Friday, June 13, 2008

THE FASCIOCRACY: VIRTUAL STRIP SEARCHING AIRLINE PASSENGERS

"Protections are the technological equivalent of making passengers parade naked through a separate room with a bag on their head"

ACLU - The Transportation Security Administration is installing new "whole body imaging" machines at some airports around the country – essentially taking a naked picture of air passengers as they pass through security checkpoints. In short, this technology is a "virtual strip search." The machines are reportedly being deployed at BWI airport, Dallas/Fort Worth, LAX, JFK, Reagan National, Las Vegas, Albuquerque, Detroit, Phoenix, and Miami.

The technology being used in most cases is called “Millimeter Wave.” It is different from “backscatter x-rays” in that it uses non-radioactive electromagnetic waves to produce images.

- This technology produces strikingly graphic images of passengers’ bodies. Those images reveal not only our private body parts, but also intimate medical details like colostomy bags. That degree of examination amounts to a significant – and for some people humiliating – assault on the essential dignity of passengers that citizens in a free nation should not have to tolerate.

- This technology should not be used as part of a routine screening procedure. Passengers expect privacy underneath their clothing and should not be required to display highly personal details of their bodies as a pre-requisite to boarding a plane. However, such technology may be used in place of an intrusive search, such as a body cavity search, when there is probable cause sufficient to support such a search.

- TSA may say that these scanners will only be used for secondary screening, and will be a voluntary alternative to a patdown search. But:

The scanners will in fact be used as a primary search for some random selectees and some travelers flagged by watch lists.

We question how long this “voluntary” status, if it exists at all, will last.

A Hobson’s choice between a full body grope and virtual strip search is no choice at all.

We also question TSA’s assumption that the people who “consent” to this body scan really understand what they’re consenting to. Many passengers interviewed by USA Today had no idea what the machines were even as they stepped out of them.

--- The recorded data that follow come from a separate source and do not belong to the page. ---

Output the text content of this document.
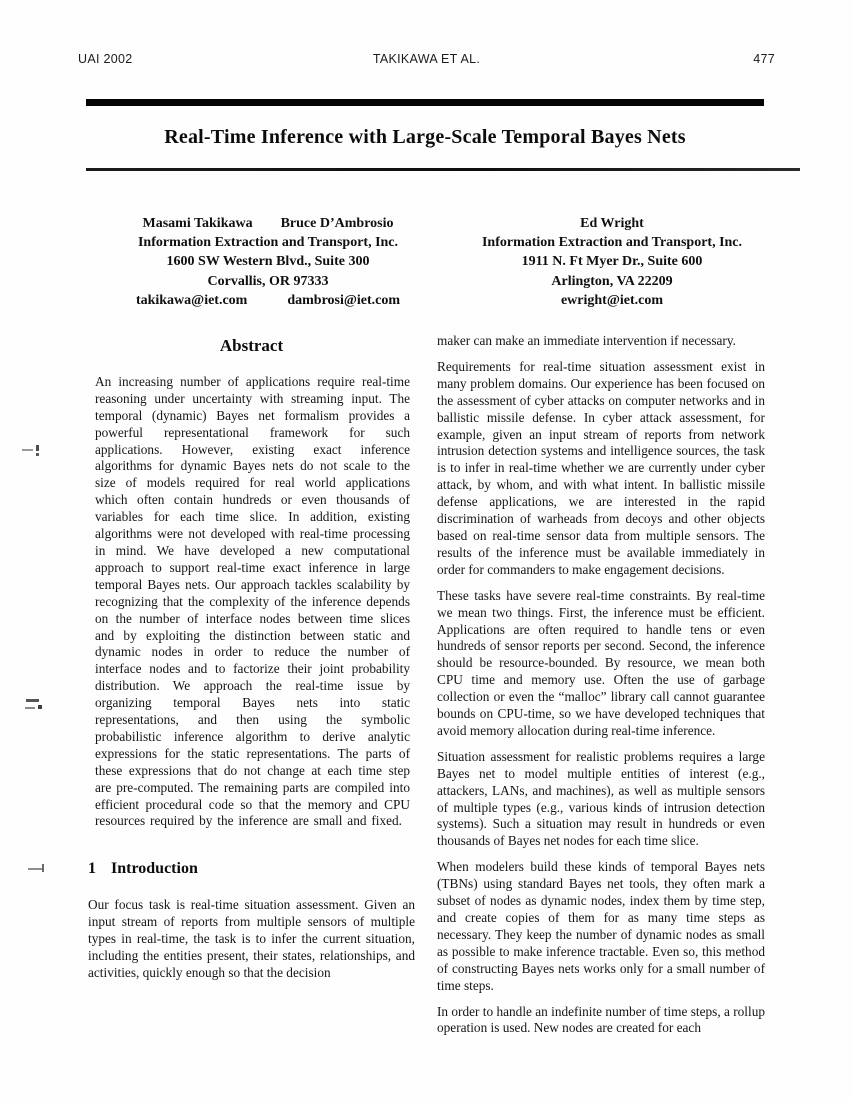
UAI 2002	TAKIKAWA ET AL.	477
Real-Time Inference with Large-Scale Temporal Bayes Nets
Masami Takikawa Bruce D’Ambrosio
Information Extraction and Transport, Inc.
1600 SW Western Blvd., Suite 300
Corvallis, OR 97333
takikawa@iet.com	dambrosi@iet.com
Ed Wright
Information Extraction and Transport, Inc.
1911 N. Ft Myer Dr., Suite 600
Arlington, VA 22209
ewright@iet.com
Abstract
An increasing number of applications require real-time reasoning under uncertainty with streaming input. The temporal (dynamic) Bayes net formalism provides a powerful representational framework for such applications. However, existing exact inference algorithms for dynamic Bayes nets do not scale to the size of models required for real world applications which often contain hundreds or even thousands of variables for each time slice. In addition, existing algorithms were not developed with real-time processing in mind. We have developed a new computational approach to support real-time exact inference in large temporal Bayes nets. Our approach tackles scalability by recognizing that the complexity of the inference depends on the number of interface nodes between time slices and by exploiting the distinction between static and dynamic nodes in order to reduce the number of interface nodes and to factorize their joint probability distribution. We approach the real-time issue by organizing temporal Bayes nets into static representations, and then using the symbolic probabilistic inference algorithm to derive analytic expressions for the static representations. The parts of these expressions that do not change at each time step are pre-computed. The remaining parts are compiled into efficient procedural code so that the memory and CPU resources required by the inference are small and fixed.
1 Introduction
Our focus task is real-time situation assessment. Given an input stream of reports from multiple sensors of multiple types in real-time, the task is to infer the current situation, including the entities present, their states, relationships, and activities, quickly enough so that the decision

maker can make an immediate intervention if necessary.

Requirements for real-time situation assessment exist in many problem domains. Our experience has been focused on the assessment of cyber attacks on computer networks and in ballistic missile defense. In cyber attack assessment, for example, given an input stream of reports from network intrusion detection systems and intelligence sources, the task is to infer in real-time whether we are currently under cyber attack, by whom, and with what intent. In ballistic missile defense applications, we are interested in the rapid discrimination of warheads from decoys and other objects based on real-time sensor data from multiple sensors. The results of the inference must be available immediately in order for commanders to make engagement decisions.

These tasks have severe real-time constraints. By real-time we mean two things. First, the inference must be efficient. Applications are often required to handle tens or even hundreds of sensor reports per second. Second, the inference should be resource-bounded. By resource, we mean both CPU time and memory use. Often the use of garbage collection or even the “malloc” library call cannot guarantee bounds on CPU-time, so we have developed techniques that avoid memory allocation during real-time inference.

Situation assessment for realistic problems requires a large Bayes net to model multiple entities of interest (e.g., attackers, LANs, and machines), as well as multiple sensors of multiple types (e.g., various kinds of intrusion detection systems). Such a situation may result in hundreds or even thousands of Bayes net nodes for each time slice.

When modelers build these kinds of temporal Bayes nets (TBNs) using standard Bayes net tools, they often mark a subset of nodes as dynamic nodes, index them by time step, and create copies of them for as many time steps as necessary. They keep the number of dynamic nodes as small as possible to make inference tractable. Even so, this method of constructing Bayes nets works only for a small number of time steps.

In order to handle an indefinite number of time steps, a rollup operation is used. New nodes are created for each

- TSA is also touting privacy safeguards including blurring of faces, the non-retention of images, and the viewing of images only by screeners in a separate room. We are skeptical of the privacy safeguards that the TSA is touting:

These protections are the technological equivalent of making passengers parade naked through a separate room with a bag on their head. Passengers should not, and never would, tolerate that.

Obscuring faces is just a software fix that can be undone as easily as it is applied. And obscuring faces does not hide the fact that rest of the body will be vividly displayed.

- A policy of not retaining images is a protection that would certainly be a vital step for such a potentially invasive system, but given the irresistible pull that images created by this system will create on some employees (for example when a celebrity or someone with an unusual or “freakish” body goes through the system), how much assurance can we really have that images are not going to end up on the Internet? Unfortunately, the government’s record of safeguarding private information is not great.

Intrusive technologies are often introduced very gingerly with all manner of safeguards and protections, but over the years they're stripped away.

We need to see strong independent and legally binding assurance that the privacy-protecting policies will be enforced and unchanged.

-Ultimately, it is questionable whether the security value of these scanners is proportional to the cost to flyers’ dignity and privacy.

- It is questionable whether TSA, which has still not addressed many very basic problems with transportation security, should be spending large sums of money on these very expensive devices. For example, study after study by DHS’ internal investigators, as well as independent investigators, have found that TSA still cannot identify a large majority of explosives and weapons that the testers have sought to bring through security.

- In order not to be an ineffective “Maginot line,” these systems will need to be put in place in all gates in all airports; otherwise a terrorist could just use an airport gate that does not have them.

- How many of the people who submit to this body scan will end up having to do a pat-down search anyway because of limits in the technology’s ability to definitively identify suspected threats? Our impression is that a very high percentage of the passengers who opt for a scan will still wind up being physically searched because TSA officials will have trouble distinguishing threatening objects from ordinary ones like a wallet.